The ongoing struggle to vaccinate half a billion Europeans will be the main focus when leaders gather again for a videoconference starting Thursday. But they’ve also carved out time on Friday to assess the state of the economy together for the first time since December and officials charged with looking beyond the acute phase of the pandemic are scanning the corporate sector for danger.
“It is a very significant risk for us,” said Paschal Donohoe, the Irish minister who leads meetings of euro-area finance chiefs and was part of that summit discussion back in December.
Since the start of pandemic, companies took on debt -- made affordable by state guarantees and central-bank stimulus -- to survive the lockdowns that reduced cash flow. Weaning them off this support could stretch their finances to the breaking point and spark a cycle of bankruptcies and jobs losses, compounding problems in the banking system.
According to the European Commission, the bloc’s executive arm, nearly a quarter of the companies in the EU would have struggled to keep up with financing payments last year without government support. The aid, mostly in the form of public guarantees, was eventually equivalent to 19% of the bloc’s output.
The first step in moving beyond that life support will mean shifting to a more targeted form of support and with the region’s economic recovery plagued by uncertainty, governments are beginning to wrestle with a new dilemma: how they’ll decide which companies to keep alive as they gradually withdraw support.
“We need to take the right decisions to decisively tackle the insolvency challenges of the corporate sector in the next months and years with the social implications of our decisions at the forefront of our minds,” EU Economy Chief Paolo Gentiloni said last month. “We are dealing with jobs, workers and people. Not abstract entities.”
Spain’s government recently approved an 11 billion-euro ($13 billion) plan to help companies pay down debts accumulated during the pandemic. The package includes 7 billion euros for direct aid to companies and 4 billion euros to cover potential debt restructuring.
Paradoxically, the number of bankruptcies in the EU actually decreased last year compared to 2019, thanks in large part to the suspension of loan repayment requirements and the temporary relaxation of bankruptcy rules. In the third quarter of last year, 587 billion euros of loans received such extensions, about 60% of which were corporate obligations.
The share of euro-area corporate non-performing loans stood at 5.23% of total loans in the second quarter of 2020, according to the commission. But the volume is expected to rise across the EU once measures are unwound and firms start defaulting on their debt obligations.
The issue policymakers are grappling with is both economic and deeply political.

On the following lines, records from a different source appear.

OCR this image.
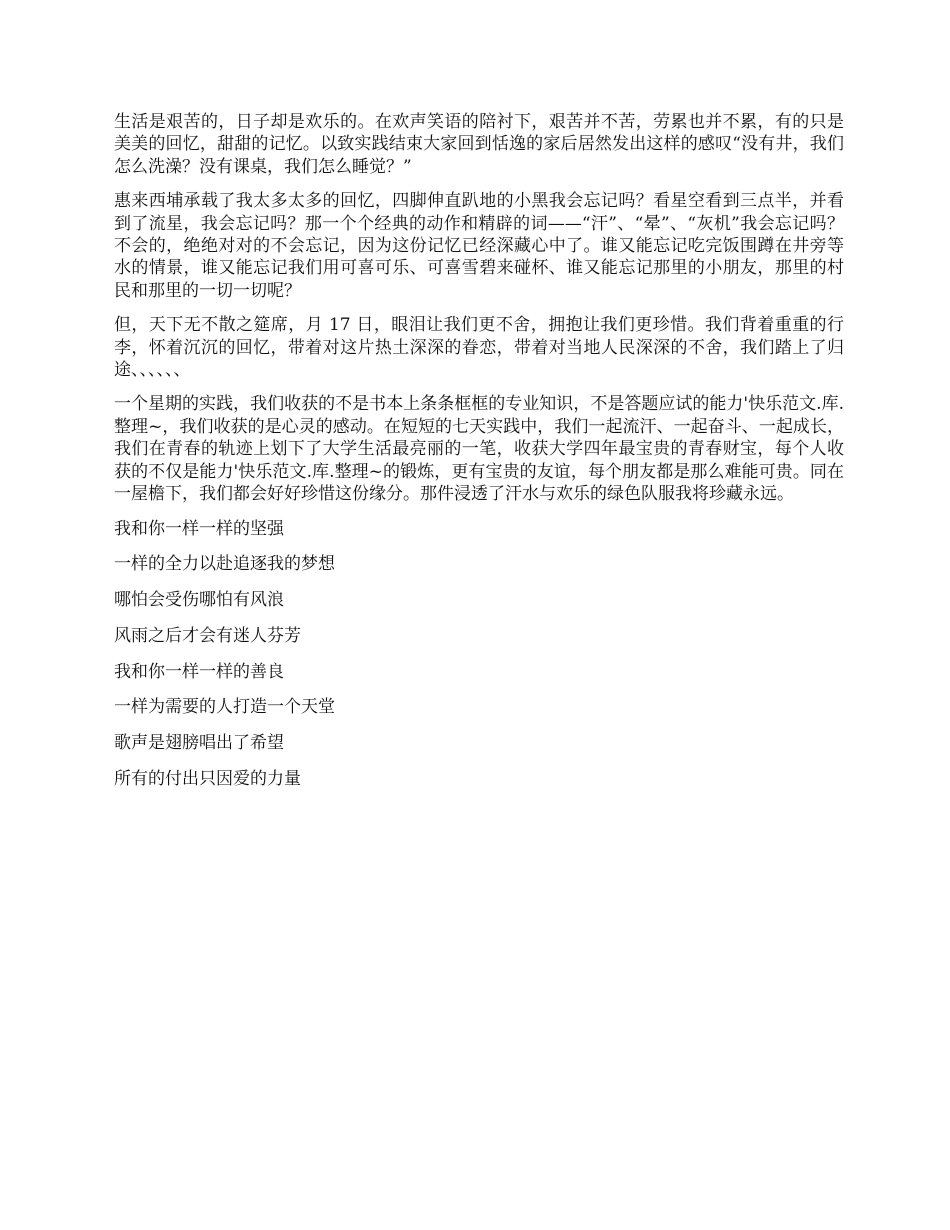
生活是艰苦的，日子却是欢乐的。在欢声笑语的陪衬下，艰苦并不苦，劳累也并不累，有的只是美美的回忆，甜甜的记忆。以致实践结束大家回到恬逸的家后居然发出这样的感叹“没有井，我们怎么洗澡？没有课桌，我们怎么睡觉？”

惠来西埔承载了我太多太多的回忆，四脚伸直趴地的小黑我会忘记吗？看星空看到三点半，并看到了流星，我会忘记吗？那一个个经典的动作和精辟的词——“汗”、“晕”、“灰机”我会忘记吗？不会的，绝绝对对的不会忘记，因为这份记忆已经深藏心中了。谁又能忘记吃完饭围蹲在井旁等水的情景，谁又能忘记我们用可喜可乐、可喜雪碧来碰杯、谁又能忘记那里的小朋友，那里的村民和那里的一切一切呢？

但，天下无不散之筵席，月 17 日，眼泪让我们更不舍，拥抱让我们更珍惜。我们背着重重的行李，怀着沉沉的回忆，带着对这片热土深深的眷恋，带着对当地人民深深的不舍，我们踏上了归途、、、、、、

一个星期的实践，我们收获的不是书本上条条框框的专业知识，不是答题应试的能力'快乐范文.库.整理~，我们收获的是心灵的感动。在短短的七天实践中，我们一起流汗、一起奋斗、一起成长，我们在青春的轨迹上划下了大学生活最亮丽的一笔，收获大学四年最宝贵的青春财宝，每个人收获的不仅是能力'快乐范文.库.整理~的锻炼，更有宝贵的友谊，每个朋友都是那么难能可贵。同在一屋檐下，我们都会好好珍惜这份缘分。那件浸透了汗水与欢乐的绿色队服我将珍藏永远。

我和你一样一样的坚强

一样的全力以赴追逐我的梦想

哪怕会受伤哪怕有风浪

风雨之后才会有迷人芬芳

我和你一样一样的善良

一样为需要的人打造一个天堂

歌声是翅膀唱出了希望

所有的付出只因爱的力量
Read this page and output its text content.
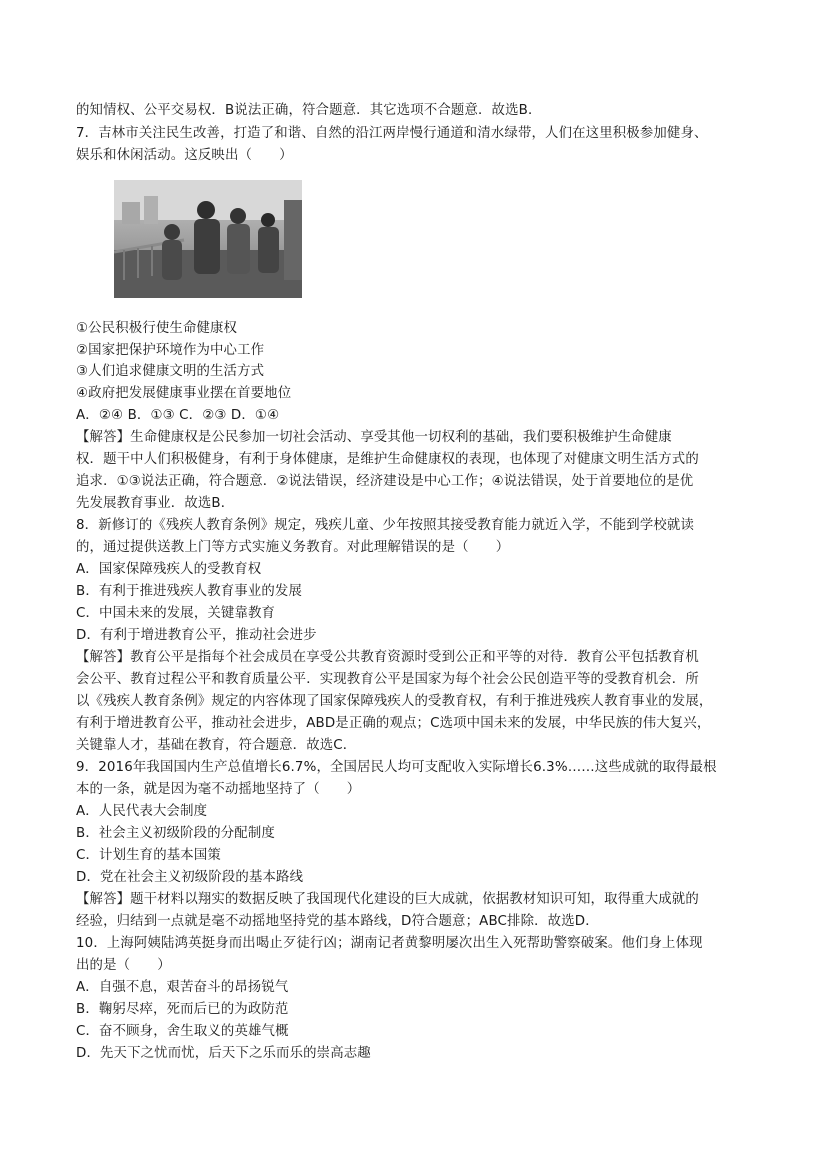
的知情权、公平交易权．B说法正确，符合题意．其它选项不合题意．故选B．
7．吉林市关注民生改善，打造了和谐、自然的沿江两岸慢行通道和清水绿带，人们在这里积极参加健身、
娱乐和休闲活动。这反映出（　　）
①公民积极行使生命健康权
②国家把保护环境作为中心工作
③人们追求健康文明的生活方式
④政府把发展健康事业摆在首要地位
A．②④ B．①③ C．②③ D．①④
【解答】生命健康权是公民参加一切社会活动、享受其他一切权利的基础，我们要积极维护生命健康
权．题干中人们积极健身，有利于身体健康，是维护生命健康权的表现，也体现了对健康文明生活方式的
追求．①③说法正确，符合题意．②说法错误，经济建设是中心工作；④说法错误，处于首要地位的是优
先发展教育事业．故选B．
8．新修订的《残疾人教育条例》规定，残疾儿童、少年按照其接受教育能力就近入学，不能到学校就读
的，通过提供送教上门等方式实施义务教育。对此理解错误的是（　　）
A．国家保障残疾人的受教育权
B．有利于推进残疾人教育事业的发展
C．中国未来的发展，关键靠教育
D．有利于增进教育公平，推动社会进步
【解答】教育公平是指每个社会成员在享受公共教育资源时受到公正和平等的对待．教育公平包括教育机
会公平、教育过程公平和教育质量公平．实现教育公平是国家为每个社会公民创造平等的受教育机会．所
以《残疾人教育条例》规定的内容体现了国家保障残疾人的受教育权，有利于推进残疾人教育事业的发展，
有利于增进教育公平，推动社会进步，ABD是正确的观点；C选项中国未来的发展，中华民族的伟大复兴，
关键靠人才，基础在教育，符合题意．故选C．
9．2016年我国国内生产总值增长6.7%，全国居民人均可支配收入实际增长6.3%……这些成就的取得最根
本的一条，就是因为毫不动摇地坚持了（　　）
A．人民代表大会制度
B．社会主义初级阶段的分配制度
C．计划生育的基本国策
D．党在社会主义初级阶段的基本路线
【解答】题干材料以翔实的数据反映了我国现代化建设的巨大成就，依据教材知识可知，取得重大成就的
经验，归结到一点就是毫不动摇地坚持党的基本路线，D符合题意；ABC排除．故选D．
10．上海阿姨陆鸿英挺身而出喝止歹徒行凶；湖南记者黄黎明屡次出生入死帮助警察破案。他们身上体现
出的是（　　）
A．自强不息，艰苦奋斗的昂扬锐气
B．鞠躬尽瘁，死而后已的为政防范
C．奋不顾身，舍生取义的英雄气概
D．先天下之忧而忧，后天下之乐而乐的崇高志趣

As long as the EU’s state subsidy rules remain looser to allow governments to help firms hit by the pandemic, those who can afford it may be able to provide deeper support for their domestic industry for longer. Those with more fiscal headroom like Germany may decide on granting more assistance to their companies, while France has already unveiled a state-guarantee plan to support businesses “whatever the cost.”
As governments move into the next phase of recalibrating measures, finance ministries will be looking at three key things to decide which companies will need more support, Donohoe said in an interview.
The first is the impact of the pandemic on jobs, not just in general but across different industries. Some of the worst affected sectors, such as tourism, are among the biggest employers in several economies, particularly in southern Europe. That means that by focusing their support on these businesses governments will be able to do more to support jobs.
Governments will also be looking at the type of public health measures that are likely to stay in place in the medium term. While parts of the economy are already functioning or will open up soon as vaccinations progress, others may face curbs that stifle their activity for longer, especially those that really on bringing large numbers of people together.
The final thing policymakers will be paying close attention is how bad the financial stress is within specific sectors. Certain firms are struggling more than others and channeling aid to those most in need will help to best avoid a dangerous spike in bad loans that would put extra pressure to the financial system.
That’s what officials are struggling with because the aid programs that are already in place are interfering with the usual signals.
“Our support measures are so broad they of themselves are playing a preventative role in suppressing a financial sector risk,” Donohoe said.